Thimm's Nursery’s glass-and-steel greenhouses in Albertson in the mid-1900s hardly...

Thimm's Nursery’s glass-and-steel greenhouses in Albertson in the mid-1900s hardly compare with today’s greenhouses, such as Hicks Nurseries in Westbury, pictured in 2020. The new ones are larger and built with steel pipe frames and plastic. Credit: Barry Sloan

In 1951, my family moved from a small Brooklyn apartment into a home on a new tract in Albertson that had been a potato farm. The hamlet wasn't even on the map, but that changed when the development was finished two years later. The Cape Cod houses were near Exit 28 on the Northern State Parkway and a Long Island Rail Road station, ideal for commuters.

When I was a kid, collecting bottles and bagging and carrying groceries to cars for pocket change was an acceptable source of income. But in 1952, as a Mineola High School sophomore, I needed “real cash.” After all, I had a black hand-me-down 1937 Chevrolet, and gas was 27 cents a gallon. The gas guzzler didn't leave much money for dates.

My first real weekly paying job, at the hefty minimum wage of $1 an hour -- minus taxes -- was nearby in what we newcomers called “old Albertson.” It was down the hill on the west side of Willis Avenue -- Thimm's Nursery. “Mr. Thimm” had been there for years along with his several greenhouses, where he grew cut flowers for commercial florists all over Long Island and the five boroughs. I was one of two teenagers hired for the summer to help the aging owner . . . sterilize dirt. Thimm said that it lessened the threat of plant diseases and removed pests and weed seeds.
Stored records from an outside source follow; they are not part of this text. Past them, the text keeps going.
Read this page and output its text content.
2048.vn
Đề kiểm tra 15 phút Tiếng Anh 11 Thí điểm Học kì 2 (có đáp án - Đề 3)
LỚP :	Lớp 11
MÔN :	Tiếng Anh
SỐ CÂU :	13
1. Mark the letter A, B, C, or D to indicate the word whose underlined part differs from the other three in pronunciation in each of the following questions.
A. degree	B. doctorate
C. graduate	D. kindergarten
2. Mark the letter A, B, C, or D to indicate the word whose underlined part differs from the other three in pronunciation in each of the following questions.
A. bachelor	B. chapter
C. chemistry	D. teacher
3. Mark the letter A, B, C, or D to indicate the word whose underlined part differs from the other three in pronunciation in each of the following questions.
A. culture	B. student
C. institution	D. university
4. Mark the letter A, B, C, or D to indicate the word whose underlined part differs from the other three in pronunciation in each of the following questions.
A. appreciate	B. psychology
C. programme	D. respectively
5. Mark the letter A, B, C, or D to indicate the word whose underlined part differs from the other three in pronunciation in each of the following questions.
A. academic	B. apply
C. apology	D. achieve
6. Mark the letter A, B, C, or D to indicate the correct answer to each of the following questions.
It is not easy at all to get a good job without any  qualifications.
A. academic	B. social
The all-glass and steel-frame greenhouses were large, about 10 feet wide, 30 to 40 feet long and 10 feet high. Two wooden planting tables ran the full length, separated by a center work aisle, underneath automatic sprinklers. The greenhouses remained hot all year, by oil heating in winter, and summer’s sunlight usually spiked the temperature to more than 100 degrees.

After each planting cycle, we “hired hands” dug a trench down the center of each table. There, we placed 6-foot sections of perforated terra-cotta pipe. One end was connected to a boiler that generated 180-degree steam that was pushed through the tube’s entire length for about 24 hours.
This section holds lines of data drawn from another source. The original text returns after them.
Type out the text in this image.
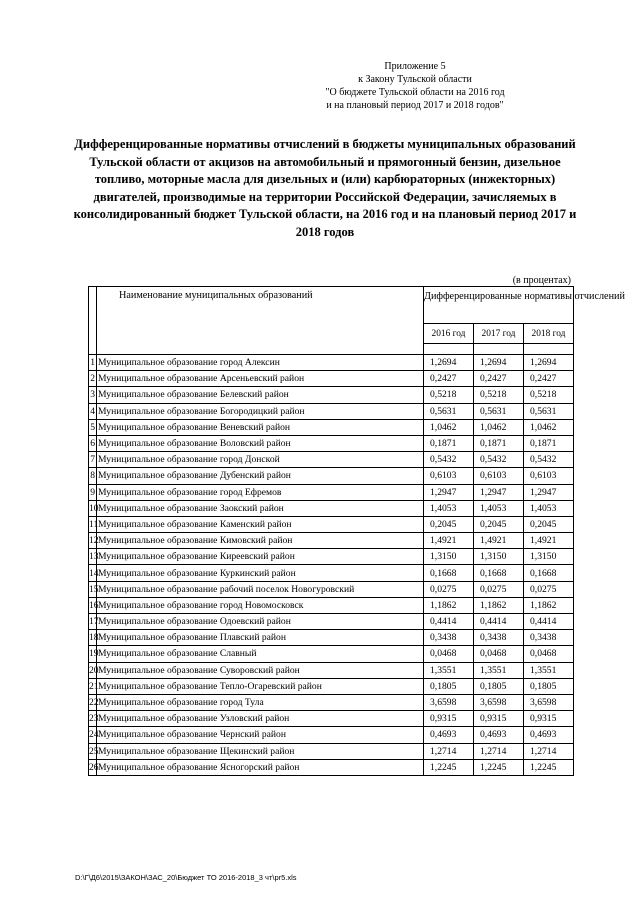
Приложение 5
к Закону Тульской области
"О бюджете Тульской области на 2016 год
и на плановый период 2017 и 2018 годов"
Дифференцированные нормативы отчислений в бюджеты муниципальных образований Тульской области от акцизов на автомобильный и прямогонный бензин, дизельное топливо, моторные масла для дизельных и (или) карбюраторных (инжекторных) двигателей, производимые на территории Российской Федерации, зачисляемых в консолидированный бюджет Тульской области, на 2016 год и на плановый период 2017 и 2018 годов
(в процентах)
	Наименование муниципальных образований	Дифференцированные нормативы отчислений		
		2016 год	2017 год	2018 год

1	Муниципальное образование город Алексин	1,2694	1,2694	1,2694
2	Муниципальное образование Арсеньевский район	0,2427	0,2427	0,2427
3	Муниципальное образование Белевский район	0,5218	0,5218	0,5218
4	Муниципальное образование Богородицкий район	0,5631	0,5631	0,5631
5	Муниципальное образование Веневский район	1,0462	1,0462	1,0462
6	Муниципальное образование Воловский район	0,1871	0,1871	0,1871
7	Муниципальное образование город Донской	0,5432	0,5432	0,5432
8	Муниципальное образование Дубенский район	0,6103	0,6103	0,6103
9	Муниципальное образование город Ефремов	1,2947	1,2947	1,2947
10	Муниципальное образование Заокский район	1,4053	1,4053	1,4053
11	Муниципальное образование Каменский район	0,2045	0,2045	0,2045
12	Муниципальное образование Кимовский район	1,4921	1,4921	1,4921
13	Муниципальное образование Киреевский район	1,3150	1,3150	1,3150
14	Муниципальное образование Куркинский район	0,1668	0,1668	0,1668
15	Муниципальное образование рабочий поселок Новогуровский	0,0275	0,0275	0,0275
16	Муниципальное образование город Новомосковск	1,1862	1,1862	1,1862
17	Муниципальное образование Одоевский район	0,4414	0,4414	0,4414
18	Муниципальное образование Плавский район	0,3438	0,3438	0,3438
19	Муниципальное образование Славный	0,0468	0,0468	0,0468
20	Муниципальное образование Суворовский район	1,3551	1,3551	1,3551
21	Муниципальное образование Тепло-Огаревский район	0,1805	0,1805	0,1805
22	Муниципальное образование город Тула	3,6598	3,6598	3,6598
23	Муниципальное образование Узловский район	0,9315	0,9315	0,9315
24	Муниципальное образование Чернский район	0,4693	0,4693	0,4693
25	Муниципальное образование Щекинский район	1,2714	1,2714	1,2714
26	Муниципальное образование Ясногорский район	1,2245	1,2245	1,2245
D:\Г\Д6\2015\ЗАКОН\ЗАС_20\Бюджет ТО 2016-2018_3 чт\pr5.xls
After the first-day steaming process, we immediately removed all the hot soil and mixed it with the remaining soil in the planting table and re-covered the tube and sterilized it again for yet another 24 hours. All this raised the greenhouse temperature to more than 120 degrees -- a hard way to sweat off one’s weight. When done, we uncovered and removed the tubes, leveled the dirt into beds and moved on to the next greenhouse. When the dirt sufficiently cooled, nursery workers would start planting crop seedlings from other greenhouses.

We weren’t always sterilizing dirt, though. Thimm taught us a trick that kept us busy the rest of the summer – custom-coloring carnations. He grew greenhouses full of carnations, some pink, but most were white. The white ones were customized to any color to satisfy the whims of young brides, catering halls or holiday needs. For July Fourth, we had heavy demand for blue, and green for St. Patrick’s Day, etc. For the Fourth, we placed the cut white carnations in buckets of blue water, and by the next day, they had absorbed enough coloring to turn blue. The longer in the colored water, the bluer they got. We could create any color by mixing them with Thimm’s water-soluble dyes. At home, I learned that I could use the trick with white dahlias and mums, too.

That was the summer I learned how hard some people had to work for minimum wage.

Reader Orlando T. Maione lives in Stony Brook.